Ha a che fare, continuamente, con la bellezza del creato – che la conforta e la respinge – e con sofferenze e privazioni, anche fame, sete e freddo, che non placano il suo desiderio di vivere pienamente la vita. Si ingegna, si dispera, supera i propri limiti, si immerge nella meraviglia, gode di attimi di redenzione fermandosi ad ammirare la bellezza, comincia a dubitare di Dio, o almeno della sua idea tradizionale, e a intravedere il nulla.
E forse, pensò, dio no è né trino né singolo ma molteplice, vario quanto le tante creature viventi che vivono sulla terra.
Forse dio è tutto.
Forse dio viveva già in tutto.
E quel luogo e quella gente non avevano bisogno degli inglesi per avvicinarsi a dio.La voce che ogni tanto le risuonava nell’orecchio disse, con molta delicatezza, E se, ragazza, dio è tutto; significa che all’interno di quel tutto che è dio non c’è niente?

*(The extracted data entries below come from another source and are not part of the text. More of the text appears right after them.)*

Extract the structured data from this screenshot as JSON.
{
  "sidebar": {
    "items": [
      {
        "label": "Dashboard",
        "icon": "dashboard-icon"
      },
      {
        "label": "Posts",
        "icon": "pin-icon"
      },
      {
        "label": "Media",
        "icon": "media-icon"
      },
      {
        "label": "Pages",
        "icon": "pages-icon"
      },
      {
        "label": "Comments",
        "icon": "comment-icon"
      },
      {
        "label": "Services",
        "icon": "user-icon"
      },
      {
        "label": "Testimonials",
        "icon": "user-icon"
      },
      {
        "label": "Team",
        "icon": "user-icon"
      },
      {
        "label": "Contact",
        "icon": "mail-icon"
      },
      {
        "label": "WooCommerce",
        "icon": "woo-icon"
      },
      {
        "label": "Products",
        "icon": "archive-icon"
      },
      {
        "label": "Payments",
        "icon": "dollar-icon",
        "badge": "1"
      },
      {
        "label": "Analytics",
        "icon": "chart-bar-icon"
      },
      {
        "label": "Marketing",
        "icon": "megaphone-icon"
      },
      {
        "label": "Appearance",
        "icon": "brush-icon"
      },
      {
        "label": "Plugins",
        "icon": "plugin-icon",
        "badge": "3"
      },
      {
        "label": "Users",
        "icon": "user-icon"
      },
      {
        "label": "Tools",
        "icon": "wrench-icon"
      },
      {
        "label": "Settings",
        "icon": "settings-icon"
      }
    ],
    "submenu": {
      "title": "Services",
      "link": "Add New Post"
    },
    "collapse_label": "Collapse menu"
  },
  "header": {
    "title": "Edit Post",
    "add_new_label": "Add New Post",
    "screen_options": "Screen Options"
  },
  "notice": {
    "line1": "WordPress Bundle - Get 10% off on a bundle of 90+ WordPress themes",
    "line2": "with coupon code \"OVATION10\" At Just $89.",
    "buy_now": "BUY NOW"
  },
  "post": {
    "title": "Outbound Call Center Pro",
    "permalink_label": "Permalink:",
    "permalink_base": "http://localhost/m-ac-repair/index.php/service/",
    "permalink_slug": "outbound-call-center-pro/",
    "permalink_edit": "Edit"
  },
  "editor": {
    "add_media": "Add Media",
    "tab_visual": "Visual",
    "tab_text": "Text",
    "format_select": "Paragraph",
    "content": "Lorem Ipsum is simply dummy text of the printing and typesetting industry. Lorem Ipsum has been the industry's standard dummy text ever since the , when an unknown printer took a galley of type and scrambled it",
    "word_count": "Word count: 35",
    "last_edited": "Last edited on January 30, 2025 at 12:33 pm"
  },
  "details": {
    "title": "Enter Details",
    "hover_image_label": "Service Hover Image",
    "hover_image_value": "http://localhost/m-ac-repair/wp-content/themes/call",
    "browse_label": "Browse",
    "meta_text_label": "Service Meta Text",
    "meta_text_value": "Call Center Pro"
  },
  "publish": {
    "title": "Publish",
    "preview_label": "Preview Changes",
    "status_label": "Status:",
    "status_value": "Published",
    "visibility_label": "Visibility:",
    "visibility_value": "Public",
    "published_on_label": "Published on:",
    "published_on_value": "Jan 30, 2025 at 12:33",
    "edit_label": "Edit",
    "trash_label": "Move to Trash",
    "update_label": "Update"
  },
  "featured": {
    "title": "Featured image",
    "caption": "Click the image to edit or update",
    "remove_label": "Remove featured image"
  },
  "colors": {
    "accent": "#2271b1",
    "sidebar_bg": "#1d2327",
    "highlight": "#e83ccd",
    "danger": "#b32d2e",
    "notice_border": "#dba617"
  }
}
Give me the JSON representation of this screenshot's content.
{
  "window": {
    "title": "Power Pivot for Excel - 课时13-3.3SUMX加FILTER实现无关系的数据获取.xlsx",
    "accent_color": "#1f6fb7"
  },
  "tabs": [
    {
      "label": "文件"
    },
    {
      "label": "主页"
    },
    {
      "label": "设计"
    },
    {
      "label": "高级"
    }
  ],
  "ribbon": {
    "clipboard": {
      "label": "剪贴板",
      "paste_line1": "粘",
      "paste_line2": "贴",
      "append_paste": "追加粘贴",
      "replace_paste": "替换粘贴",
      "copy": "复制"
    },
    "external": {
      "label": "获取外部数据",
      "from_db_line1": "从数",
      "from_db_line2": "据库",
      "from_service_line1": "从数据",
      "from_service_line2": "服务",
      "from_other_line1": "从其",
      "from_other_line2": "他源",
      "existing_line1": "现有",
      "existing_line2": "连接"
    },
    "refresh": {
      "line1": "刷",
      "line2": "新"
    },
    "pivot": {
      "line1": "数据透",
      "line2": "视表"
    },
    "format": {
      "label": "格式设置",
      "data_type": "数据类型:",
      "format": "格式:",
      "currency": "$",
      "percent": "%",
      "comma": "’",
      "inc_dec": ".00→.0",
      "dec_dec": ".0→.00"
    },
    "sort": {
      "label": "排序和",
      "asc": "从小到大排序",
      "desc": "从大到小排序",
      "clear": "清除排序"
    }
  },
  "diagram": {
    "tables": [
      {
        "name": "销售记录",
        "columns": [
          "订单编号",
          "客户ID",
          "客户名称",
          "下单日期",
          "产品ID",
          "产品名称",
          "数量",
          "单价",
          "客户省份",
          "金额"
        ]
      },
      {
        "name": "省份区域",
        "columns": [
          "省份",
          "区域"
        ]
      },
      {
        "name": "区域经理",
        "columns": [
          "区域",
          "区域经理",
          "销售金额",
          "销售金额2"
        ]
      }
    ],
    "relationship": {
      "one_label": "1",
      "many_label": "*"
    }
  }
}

E si mette in discussione, la protagonista, si rende conto che nella natura il destino dell’uomo è più o meno quello del pulviscolo, e che se la civiltà umana si fonda sul dominio è aberrante, destinata a soccombere, e che «essere sola e sopravvivere non è lo stesso che essere vivi». Più Robinson Crusoe che La strada, comunque. E anche un pizzico di Shakespeare, Lauren Groff delizia con un cameo del Bardo («una specie di passero con un orecchino d’oro e un’eccessiva irrequietezza nelle gambe, sempre intento a scribacchiare quel che veniva detto in un libretto minuscolo con un pezzo piombo abilmente intagliato») in un flashback inglese della storia.
La brutalità che non esclude la poesia
Metti da parte i ricordi, ragazza, si disse con severità. Il dolore potrebbe divorarti.

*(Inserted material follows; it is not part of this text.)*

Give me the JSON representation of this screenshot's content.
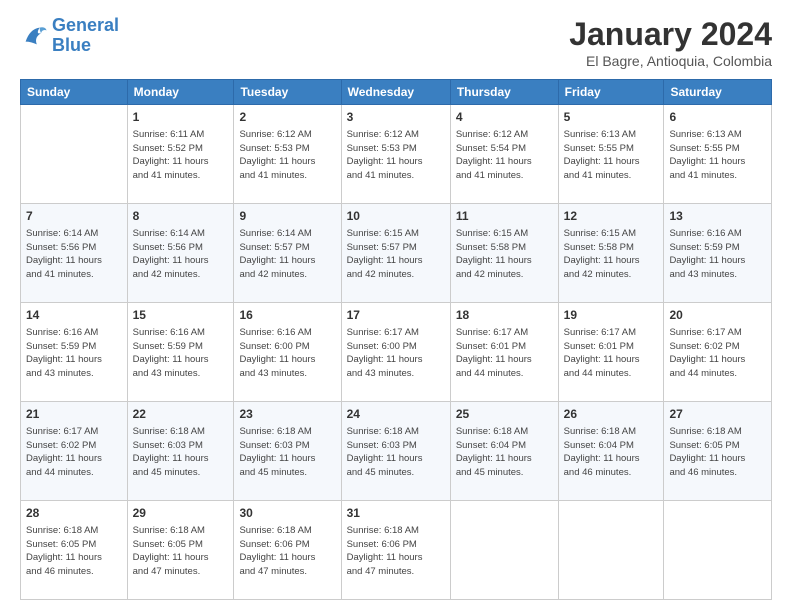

Il realismo più crudo e brutale della maggior parte di queste pagine non esclude la poesia. La protagonista di Nel vasto mondo selvaggio sperimenta di tutto, la malattia, il sesso, la paura, la solitudine più lancinante, forse anche l’amore (sulla nave che la porta oltreoceano, con un olandese, un soffiatore di vetro poi morto), affronta a ogni tramonto il dilagare dell’oscurità, impara a procacciarsi il cibo (si nutre di trote e scoiattoli), incontra animali feroci, figure erranti e nativi americani. Rivendica un’identità, disfacendosi delle gerarchie e dell’ordine sociale in cui è a lungo rimasta incastrata. Una outsider che vive nella libertà, si sente terribilmente viva e libera. Come colei che l’ha creato, il demiurgo Lauren Groff, epica e visionaria, ecologica e spirituale, introspettiva e politica, che incanta con la sua prosa fluida e febbrile, ma non vuole confortare nessuno, che dimostra, opera dopo opera, di dar vita a una produzione quanto mai eterogenea per temi e stili, di avere le idee chiarissime su dove vuole andare, di orientarsi ben più di quanto faccia la sua eroina nei boschi, da cui si congeda facendola carezzare dal vento.